Prime Minister Shahid Khaqan Abbasi on Friday invited the Turkish entrepreneurs, business giants and mega companies to invest in diverse areas of economy in Pakistan, especially hydel and coal power generation in energy, mining, banking and infrastructure development.
“Your groups can also explore the possibility of investing in food processing industry particularly in milk and fruit concentrate market. Export opportunities through Pakistan to our oil rich Gulf neighborhood and Central Asian Republics are unlimited,” he stressed. The prime minister expressed these views during a meeting with Foreign Economic Relations Board of Turkey (DEIK) here on the sidelines of 9th D-8 Summit. Top leadership of major Turkish companies including Albayrak, Zorlu, STFA, Arcelik, Siyah Kalem and Cagri Makina were also present in the meeting.

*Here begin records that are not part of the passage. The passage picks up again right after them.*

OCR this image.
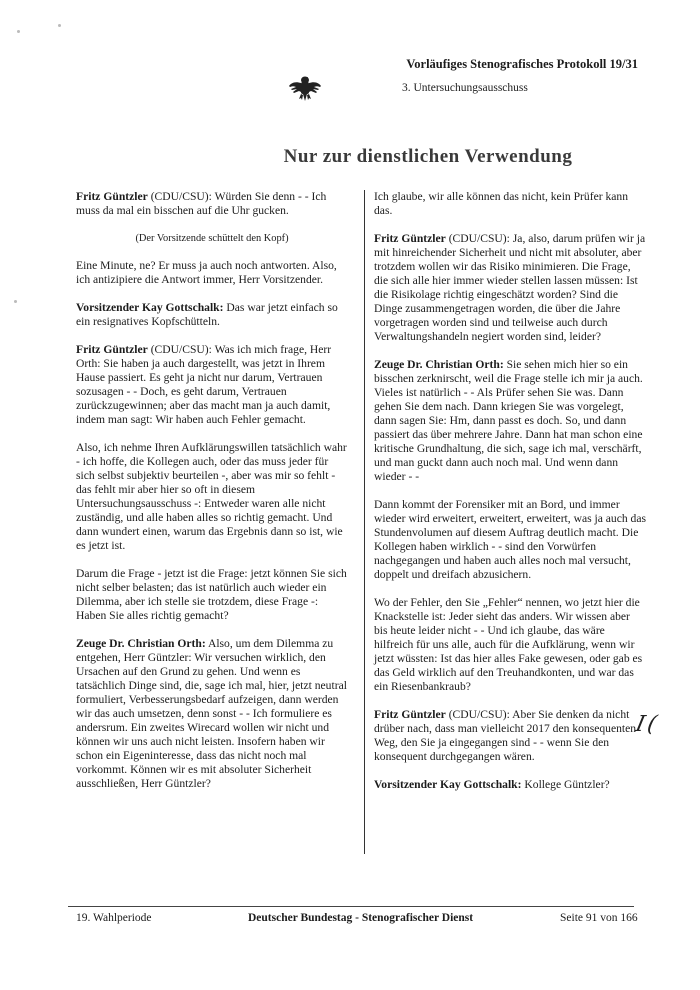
Vorläufiges Stenografisches Protokoll 19/31
3. Untersuchungsausschuss
Nur zur dienstlichen Verwendung

Fritz Güntzler (CDU/CSU): Würden Sie denn - - Ich muss da mal ein bisschen auf die Uhr gucken.

(Der Vorsitzende schüttelt den Kopf)

Eine Minute, ne? Er muss ja auch noch antworten. Also, ich antizipiere die Antwort immer, Herr Vorsitzender.

Vorsitzender Kay Gottschalk: Das war jetzt einfach so ein resignatives Kopfschütteln.

Fritz Güntzler (CDU/CSU): Was ich mich frage, Herr Orth: Sie haben ja auch dargestellt, was jetzt in Ihrem Hause passiert. Es geht ja nicht nur darum, Vertrauen sozusagen - - Doch, es geht darum, Vertrauen zurückzugewinnen; aber das macht man ja auch damit, indem man sagt: Wir haben auch Fehler gemacht.

Also, ich nehme Ihren Aufklärungswillen tatsächlich wahr - ich hoffe, die Kollegen auch, oder das muss jeder für sich selbst subjektiv beurteilen -, aber was mir so fehlt - das fehlt mir aber hier so oft in diesem Untersuchungsausschuss -: Entweder waren alle nicht zuständig, und alle haben alles so richtig gemacht. Und dann wundert einen, warum das Ergebnis dann so ist, wie es jetzt ist.

Darum die Frage - jetzt ist die Frage: jetzt können Sie sich nicht selber belasten; das ist natürlich auch wieder ein Dilemma, aber ich stelle sie trotzdem, diese Frage -: Haben Sie alles richtig gemacht?

Zeuge Dr. Christian Orth: Also, um dem Dilemma zu entgehen, Herr Güntzler: Wir versuchen wirklich, den Ursachen auf den Grund zu gehen. Und wenn es tatsächlich Dinge sind, die, sage ich mal, hier, jetzt neutral formuliert, Verbesserungsbedarf aufzeigen, dann werden wir das auch umsetzen, denn sonst - - Ich formuliere es andersrum. Ein zweites Wirecard wollen wir nicht und können wir uns auch nicht leisten. Insofern haben wir schon ein Eigeninteresse, dass das nicht noch mal vorkommt. Können wir es mit absoluter Sicherheit ausschließen, Herr Güntzler?

Ich glaube, wir alle können das nicht, kein Prüfer kann das.

Fritz Güntzler (CDU/CSU): Ja, also, darum prüfen wir ja mit hinreichender Sicherheit und nicht mit absoluter, aber trotzdem wollen wir das Risiko minimieren. Die Frage, die sich alle hier immer wieder stellen lassen müssen: Ist die Risikolage richtig eingeschätzt worden? Sind die Dinge zusammengetragen worden, die über die Jahre vorgetragen worden sind und teilweise auch durch Verwaltungshandeln negiert worden sind, leider?

Zeuge Dr. Christian Orth: Sie sehen mich hier so ein bisschen zerknirscht, weil die Frage stelle ich mir ja auch. Vieles ist natürlich - - Als Prüfer sehen Sie was. Dann gehen Sie dem nach. Dann kriegen Sie was vorgelegt, dann sagen Sie: Hm, dann passt es doch. So, und dann passiert das über mehrere Jahre. Dann hat man schon eine kritische Grundhaltung, die sich, sage ich mal, verschärft, und man guckt dann auch noch mal. Und wenn dann wieder - -

Dann kommt der Forensiker mit an Bord, und immer wieder wird erweitert, erweitert, erweitert, was ja auch das Stundenvolumen auf diesem Auftrag deutlich macht. Die Kollegen haben wirklich - - sind den Vorwürfen nachgegangen und haben auch alles noch mal versucht, doppelt und dreifach abzusichern.

Wo der Fehler, den Sie „Fehler“ nennen, wo jetzt hier die Knackstelle ist: Jeder sieht das anders. Wir wissen aber bis heute leider nicht - - Und ich glaube, das wäre hilfreich für uns alle, auch für die Aufklärung, wenn wir jetzt wüssten: Ist das hier alles Fake gewesen, oder gab es das Geld wirklich auf den Treuhandkonten, und war das ein Riesenbankraub?

Fritz Güntzler (CDU/CSU): Aber Sie denken da nicht drüber nach, dass man vielleicht 2017 den konsequenten Weg, den Sie ja eingegangen sind - - wenn Sie den konsequent durchgegangen wären.

Vorsitzender Kay Gottschalk: Kollege Güntzler?

I(
19. Wahlperiode	Deutscher Bundestag - Stenografischer Dienst	Seite 91 von 166
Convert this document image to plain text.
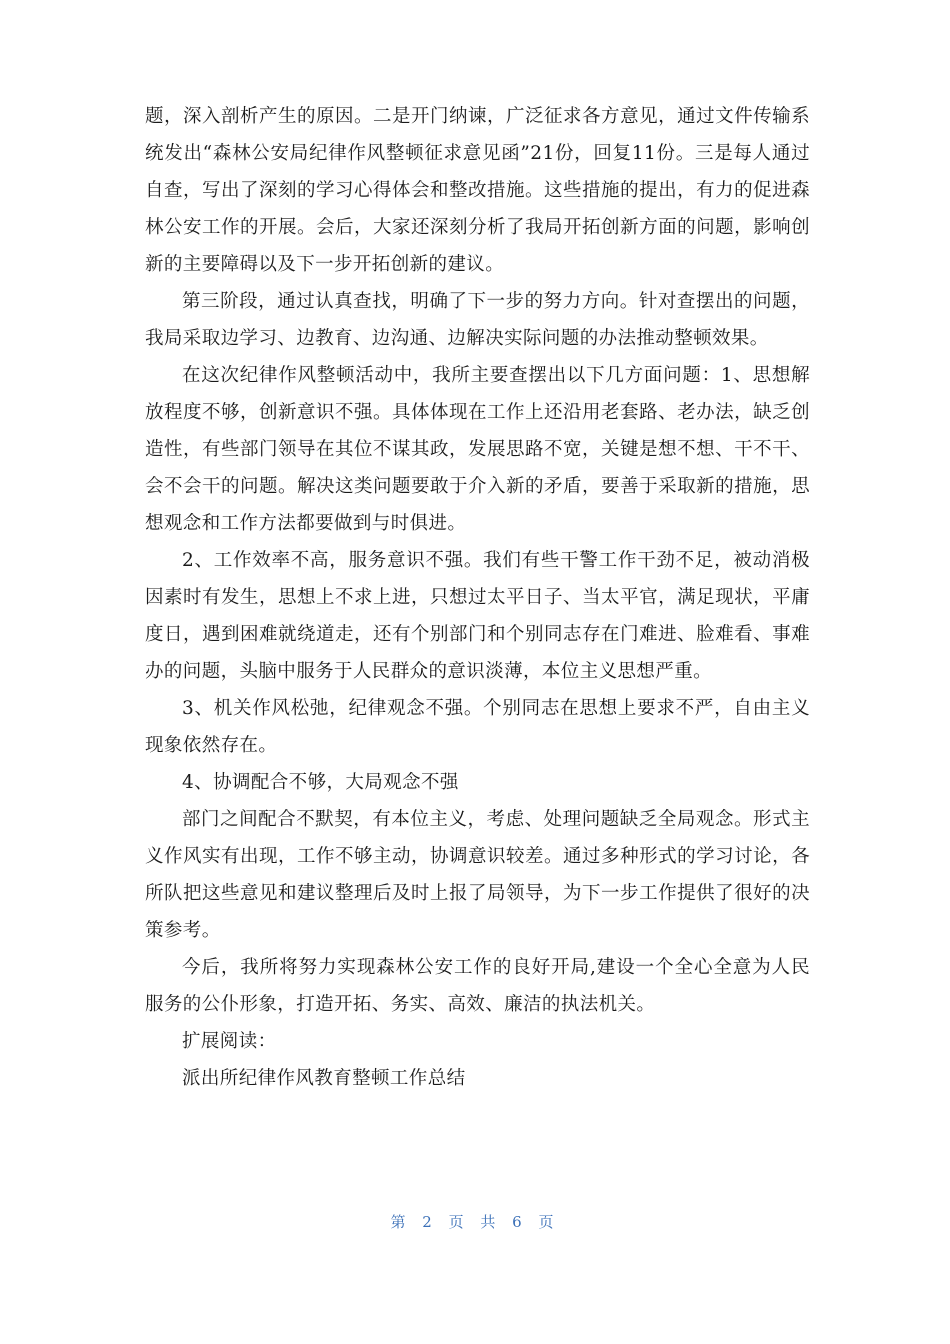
题，深入剖析产生的原因。二是开门纳谏，广泛征求各方意见，通过文件传输系统发出“森林公安局纪律作风整顿征求意见函”21份，回复11份。三是每人通过自查，写出了深刻的学习心得体会和整改措施。这些措施的提出，有力的促进森林公安工作的开展。会后，大家还深刻分析了我局开拓创新方面的问题，影响创新的主要障碍以及下一步开拓创新的建议。

第三阶段，通过认真查找，明确了下一步的努力方向。针对查摆出的问题，我局采取边学习、边教育、边沟通、边解决实际问题的办法推动整顿效果。

在这次纪律作风整顿活动中，我所主要查摆出以下几方面问题：1、思想解放程度不够，创新意识不强。具体体现在工作上还沿用老套路、老办法，缺乏创造性，有些部门领导在其位不谋其政，发展思路不宽，关键是想不想、干不干、会不会干的问题。解决这类问题要敢于介入新的矛盾，要善于采取新的措施，思想观念和工作方法都要做到与时俱进。

2、工作效率不高，服务意识不强。我们有些干警工作干劲不足，被动消极因素时有发生，思想上不求上进，只想过太平日子、当太平官，满足现状，平庸度日，遇到困难就绕道走，还有个别部门和个别同志存在门难进、脸难看、事难办的问题，头脑中服务于人民群众的意识淡薄，本位主义思想严重。

3、机关作风松弛，纪律观念不强。个别同志在思想上要求不严，自由主义现象依然存在。

4、协调配合不够，大局观念不强

部门之间配合不默契，有本位主义，考虑、处理问题缺乏全局观念。形式主义作风实有出现，工作不够主动，协调意识较差。通过多种形式的学习讨论，各所队把这些意见和建议整理后及时上报了局领导，为下一步工作提供了很好的决策参考。

今后，我所将努力实现森林公安工作的良好开局,建设一个全心全意为人民服务的公仆形象，打造开拓、务实、高效、廉洁的执法机关。

扩展阅读：

派出所纪律作风教育整顿工作总结

第 2 页 共 6 页
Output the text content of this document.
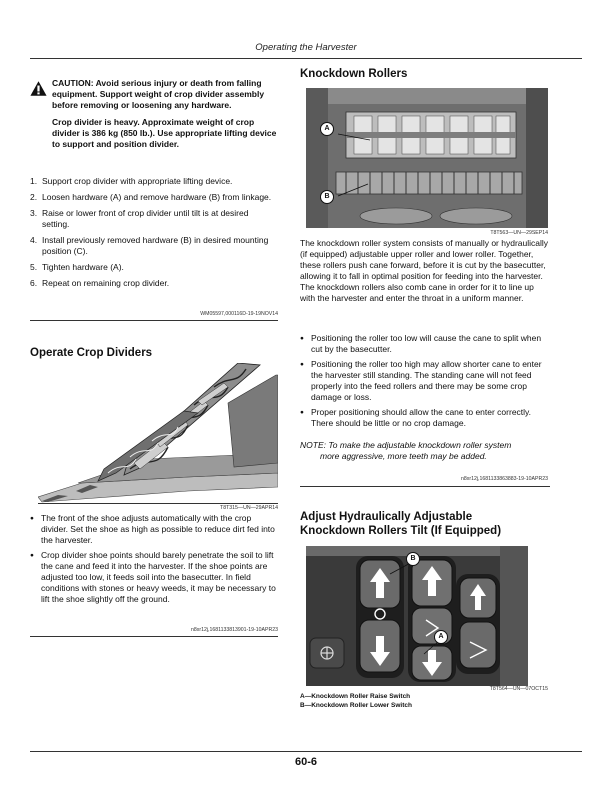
Operating the Harvester

CAUTION: Avoid serious injury or death from falling equipment. Support weight of crop divider assembly before removing or loosening any hardware.

Crop divider is heavy. Approximate weight of crop divider is 386 kg (850 lb.). Use appropriate lifting device to support and position divider.

1. Support crop divider with appropriate lifting device.
2. Loosen hardware (A) and remove hardware (B) from linkage.
3. Raise or lower front of crop divider until tilt is at desired setting.
4. Install previously removed hardware (B) in desired mounting position (C).
5. Tighten hardware (A).
6. Repeat on remaining crop divider.
WM05597,000116D-19-19NOV14
Operate Crop Dividers
T8T315—UN—29APR14
● The front of the shoe adjusts automatically with the crop divider. Set the shoe as high as possible to reduce dirt fed into the harvester.
● Crop divider shoe points should barely penetrate the soil to lift the cane and feed it into the harvester. If the shoe points are adjusted too low, it feeds soil into the basecutter. In field conditions with stones or heavy weeds, it may be necessary to lift the shoe slightly off the ground.
n8xr12j,1681133813901-19-10APR23
Knockdown Rollers
A
B
T8T563—UN—29SEP14
The knockdown roller system consists of manually or hydraulically (if equipped) adjustable upper roller and lower roller. Together, these rollers push cane forward, before it is cut by the basecutter, allowing it to fall in optimal position for feeding into the harvester. The knockdown rollers also comb cane in order for it to line up with the harvester and enter the throat in a uniform manner.
● Positioning the roller too low will cause the cane to split when cut by the basecutter.
● Positioning the roller too high may allow shorter cane to enter the harvester still standing. The standing cane will not feed properly into the feed rollers and there may be some crop damage or loss.
● Proper positioning should allow the cane to enter correctly. There should be little or no crop damage.
NOTE: To make the adjustable knockdown roller system
more aggressive, more teeth may be added.
n8xr12j,1681133863883-19-10APR23
Adjust Hydraulically Adjustable
Knockdown Rollers Tilt (If Equipped)
B
A
T8T564—UN—07OCT15
A—Knockdown Roller Raise Switch
B—Knockdown Roller Lower Switch
60-6
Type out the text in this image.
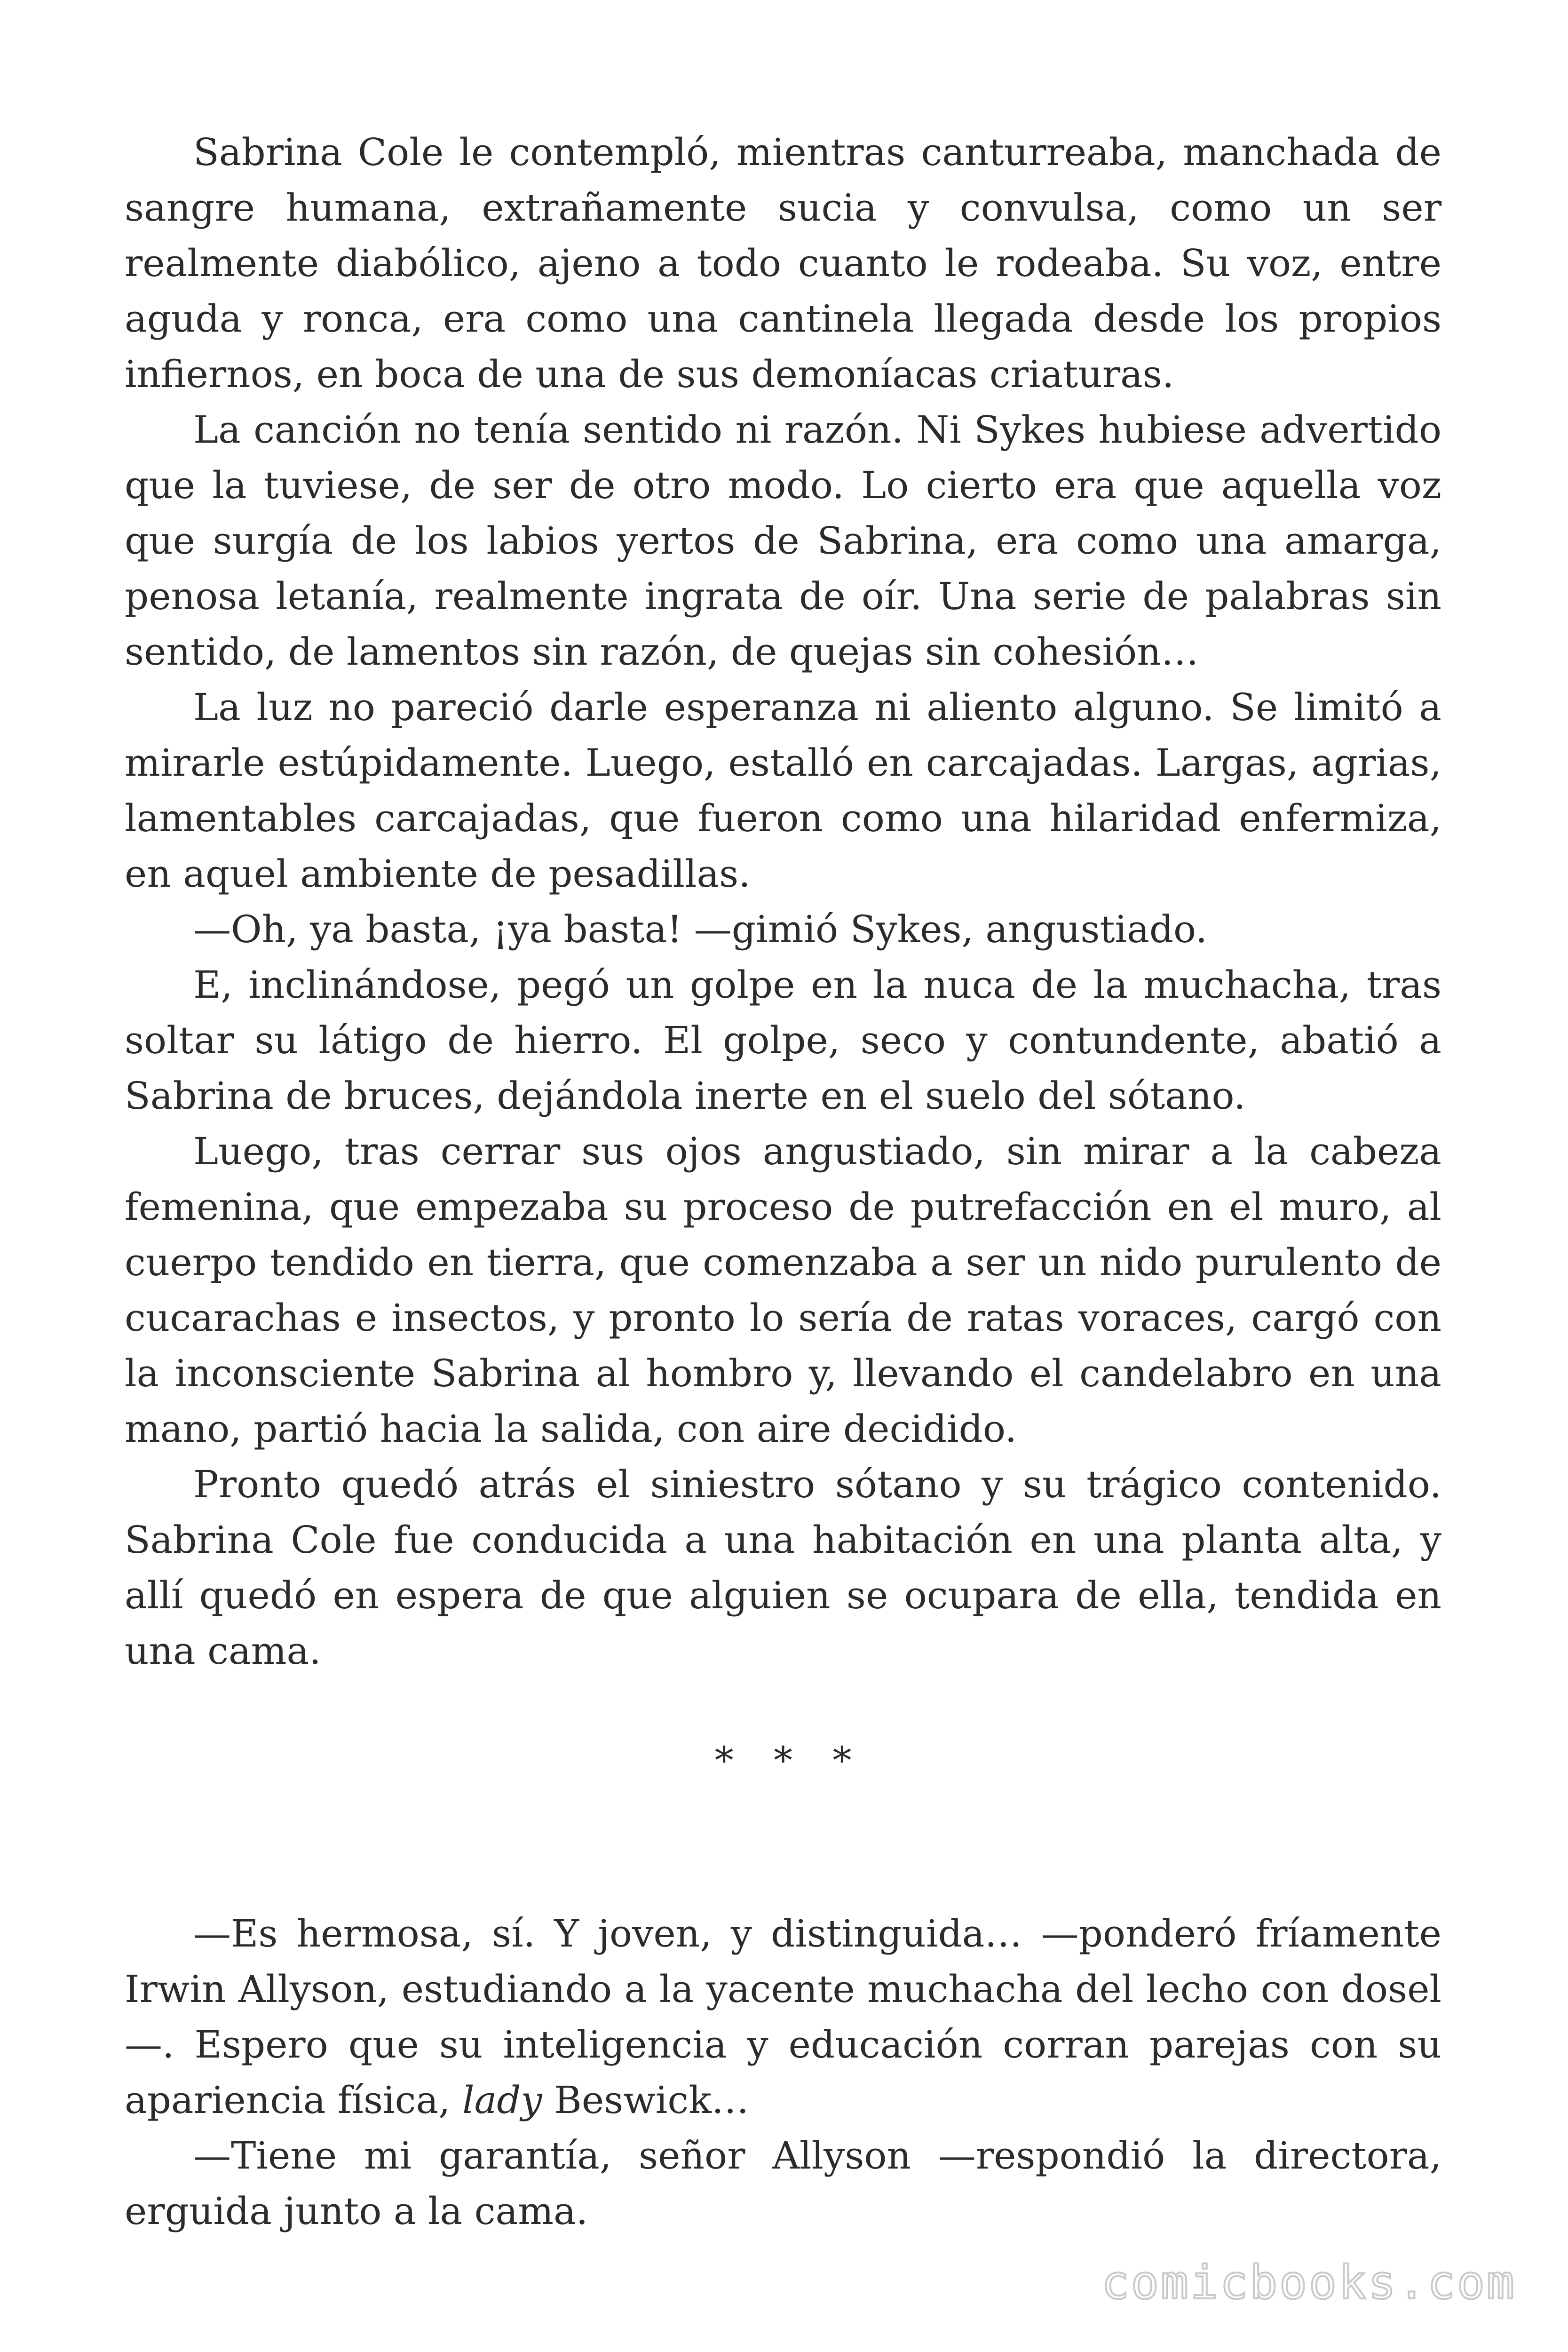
Sabrina Cole le contempló, mientras canturreaba, manchada de sangre humana, extrañamente sucia y convulsa, como un ser realmente diabólico, ajeno a todo cuanto le rodeaba. Su voz, entre aguda y ronca, era como una cantinela llegada desde los propios infiernos, en boca de una de sus demoníacas criaturas.

La canción no tenía sentido ni razón. Ni Sykes hubiese advertido que la tuviese, de ser de otro modo. Lo cierto era que aquella voz que surgía de los labios yertos de Sabrina, era como una amarga, penosa letanía, realmente ingrata de oír. Una serie de palabras sin sentido, de lamentos sin razón, de quejas sin cohesión…

La luz no pareció darle esperanza ni aliento alguno. Se limitó a mirarle estúpidamente. Luego, estalló en carcajadas. Largas, agrias, lamentables carcajadas, que fueron como una hilaridad enfermiza, en aquel ambiente de pesadillas.

—Oh, ya basta, ¡ya basta! —gimió Sykes, angustiado.

E, inclinándose, pegó un golpe en la nuca de la muchacha, tras soltar su látigo de hierro. El golpe, seco y contundente, abatió a Sabrina de bruces, dejándola inerte en el suelo del sótano.

Luego, tras cerrar sus ojos angustiado, sin mirar a la cabeza femenina, que empezaba su proceso de putrefacción en el muro, al cuerpo tendido en tierra, que comenzaba a ser un nido purulento de cucarachas e insectos, y pronto lo sería de ratas voraces, cargó con la inconsciente Sabrina al hombro y, llevando el candelabro en una mano, partió hacia la salida, con aire decidido.

Pronto quedó atrás el siniestro sótano y su trágico contenido. Sabrina Cole fue conducida a una habitación en una planta alta, y allí quedó en espera de que alguien se ocupara de ella, tendida en una cama.

* * *

—Es hermosa, sí. Y joven, y distinguida… —ponderó fríamente Irwin Allyson, estudiando a la yacente muchacha del lecho con dosel—. Espero que su inteligencia y educación corran parejas con su apariencia física, lady Beswick…

—Tiene mi garantía, señor Allyson —respondió la directora, erguida junto a la cama.

comicbooks.com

Mentioning the investment in Pakistan by some Turkish companies present in the meeting in the areas of infrastructure, transport, beverages and electronics, he said, Pakistan would welcome more companies to invest in diverse areas.
The prime minister said joint ventures in textiles were also viable option as Pakistan had abundant cotton production coupled with a well-trained labor force.
“Pakistan is open for business. It values your investment and has an excellent record of profitability,” he added. Giving a snapshot of country’s economy, the Prime Minister said Pakistan – a nation of 200 million people with a growth rate of 5% and abundant skilled and semi-skilled young labor – was one of the most liberal economies of South Asia at the crossroads of Middle East, Central Asia, South Asia and East Asia. He also mentioned the challenges the PML-N government inherited in 2013 like large fiscal deficit, rising debt burden, unfavorable balance of payments, low foreign exchange reserves, flight of capital, weakening exchange rate and perilously declining investor confidence.
Prime Minister Khaqan Abbasi, however, maintained that with prudent economic measures taken by the present government since 2013-14, the economy has witnessed a smooth upward trend in the growth rate and the real GDP growth which was above 4% in 2013-14 had increased to 5.28% in 2016-17, the highest in ten years.
With agriculture meeting its growth target of 3.5% in 2016-17, he said, the services sector grew at 5.8% and revenue collections increased from 8.7% in fiscal year 2013 to 10.7% of GDP in fiscal year 2016. The prime minister said Pakistan’s ranking in the World Bank’s Ease of Doing Business index has improved and the country has been recognized as one of the top ten performers globally in the area of business regulation. With Public Sector Development Program (PSDP) allocations going up to Rs. 800 billion in 2017 from Rs. 384.3 billion in 2013, Pakistan Stock Exchange was ranked the best in Asia and 5th best performing stock market in the world in 2016 by Bloomberg, he added. He reassured the Turkish entrepreneurs that the government would continue to provide them with the maximum facilitation and support. The Turkish companies expressed their keen desire to take advantage of the conducive business environment and investment friendly policies of Pakistan. The prime minister also had a separate meeting with the top management of Zorlu Energy, Turkey. Zorlu Energy has already invested 300 MW in the Quaid-e-Azam Solar Power Park.